I must first emphasize that textual research reconstructs ancient moral thought. The textual research and reconstruction of people are completely different from the Neo-Confucianism of the Song and Ming Dynasties. He said that people have the nature of a community, not an individual's inner state, and research starts from the community. Textual research is a community state, unlike Song and Ming Neo-Confucianism, which focuses on the inner state of an individual, which is still different. But these two methods, they are both methods of guidance. One is that Ruan Yuan, Dai Zhen and others believe that only through language can we reconstruct moral vocabulary and thoughts.
And Fang Dongshu believes that this is not the case, I have to grasp and adjust from the empty place. To grasp this thing through the inner world of justice. This is of course not exactly the same as Skinner and Koseleck's theory in the previous book, but it reflects somewhat.

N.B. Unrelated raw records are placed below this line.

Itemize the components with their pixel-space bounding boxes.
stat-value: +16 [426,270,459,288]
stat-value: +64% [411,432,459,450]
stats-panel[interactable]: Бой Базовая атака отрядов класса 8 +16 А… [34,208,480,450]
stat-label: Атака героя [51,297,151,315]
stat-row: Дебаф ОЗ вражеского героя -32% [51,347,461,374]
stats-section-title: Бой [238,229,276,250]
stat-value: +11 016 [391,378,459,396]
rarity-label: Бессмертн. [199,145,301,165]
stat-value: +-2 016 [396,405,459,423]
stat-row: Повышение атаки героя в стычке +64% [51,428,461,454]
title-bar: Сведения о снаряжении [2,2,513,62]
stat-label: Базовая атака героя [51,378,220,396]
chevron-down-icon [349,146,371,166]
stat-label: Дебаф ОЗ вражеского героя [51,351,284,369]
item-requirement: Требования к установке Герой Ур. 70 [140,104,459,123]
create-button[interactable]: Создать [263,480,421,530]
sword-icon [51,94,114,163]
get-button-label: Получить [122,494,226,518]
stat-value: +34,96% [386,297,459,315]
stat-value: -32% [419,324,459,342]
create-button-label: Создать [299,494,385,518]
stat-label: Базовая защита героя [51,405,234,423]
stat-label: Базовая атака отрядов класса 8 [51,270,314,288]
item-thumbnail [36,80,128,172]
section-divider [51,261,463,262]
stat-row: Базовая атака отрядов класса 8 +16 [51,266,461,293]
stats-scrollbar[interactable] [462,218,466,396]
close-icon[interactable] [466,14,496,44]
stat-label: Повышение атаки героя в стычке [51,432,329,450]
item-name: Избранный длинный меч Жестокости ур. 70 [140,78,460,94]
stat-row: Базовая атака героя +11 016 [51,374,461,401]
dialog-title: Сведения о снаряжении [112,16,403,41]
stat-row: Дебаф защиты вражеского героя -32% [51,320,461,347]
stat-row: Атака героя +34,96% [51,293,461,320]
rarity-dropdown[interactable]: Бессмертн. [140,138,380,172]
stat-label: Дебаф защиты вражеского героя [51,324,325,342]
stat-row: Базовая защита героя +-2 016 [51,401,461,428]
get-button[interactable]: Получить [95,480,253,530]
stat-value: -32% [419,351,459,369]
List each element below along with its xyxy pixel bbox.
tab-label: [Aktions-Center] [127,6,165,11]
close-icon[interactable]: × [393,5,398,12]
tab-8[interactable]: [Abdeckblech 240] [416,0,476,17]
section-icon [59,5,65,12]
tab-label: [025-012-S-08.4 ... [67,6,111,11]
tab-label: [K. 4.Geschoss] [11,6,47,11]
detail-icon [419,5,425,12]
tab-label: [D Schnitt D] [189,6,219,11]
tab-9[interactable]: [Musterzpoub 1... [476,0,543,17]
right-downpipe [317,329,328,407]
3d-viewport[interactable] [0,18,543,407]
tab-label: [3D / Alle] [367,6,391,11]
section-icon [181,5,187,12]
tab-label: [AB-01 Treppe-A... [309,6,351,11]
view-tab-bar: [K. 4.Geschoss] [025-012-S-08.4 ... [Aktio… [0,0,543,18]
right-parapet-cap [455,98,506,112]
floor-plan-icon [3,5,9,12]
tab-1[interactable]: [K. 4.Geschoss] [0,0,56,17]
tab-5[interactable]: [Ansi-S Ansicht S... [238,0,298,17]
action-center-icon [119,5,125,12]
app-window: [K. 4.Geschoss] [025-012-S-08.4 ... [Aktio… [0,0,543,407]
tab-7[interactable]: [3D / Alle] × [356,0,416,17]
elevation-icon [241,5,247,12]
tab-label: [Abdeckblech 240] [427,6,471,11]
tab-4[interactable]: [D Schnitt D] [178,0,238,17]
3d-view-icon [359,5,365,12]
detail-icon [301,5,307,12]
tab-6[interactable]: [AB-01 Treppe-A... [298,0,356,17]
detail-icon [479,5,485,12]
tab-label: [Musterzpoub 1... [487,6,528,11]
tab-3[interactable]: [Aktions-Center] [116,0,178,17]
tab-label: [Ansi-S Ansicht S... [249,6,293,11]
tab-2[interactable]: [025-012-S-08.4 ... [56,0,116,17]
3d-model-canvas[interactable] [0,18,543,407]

Koseleck and Skinner believed that there was a definite relationship between language and thought, while Blumenberg and Gordon believed that there were larger factors beyond the belief that language was definite, To grasp from a broad, even a little imaginary place. This part is strictly speaking, and this part should be added here. Although Fang Dongshu also agrees with the textual research of exegesis in Sinology, he believes that the textual research should also add to the human mind's grasp of righteousness and the world of heaven. These two add up to reflect the thought.
(Thanks to Mr. Zhao Xun and Wang Er of the History Department of Peking University for their contributions to the editing and revision of this article.)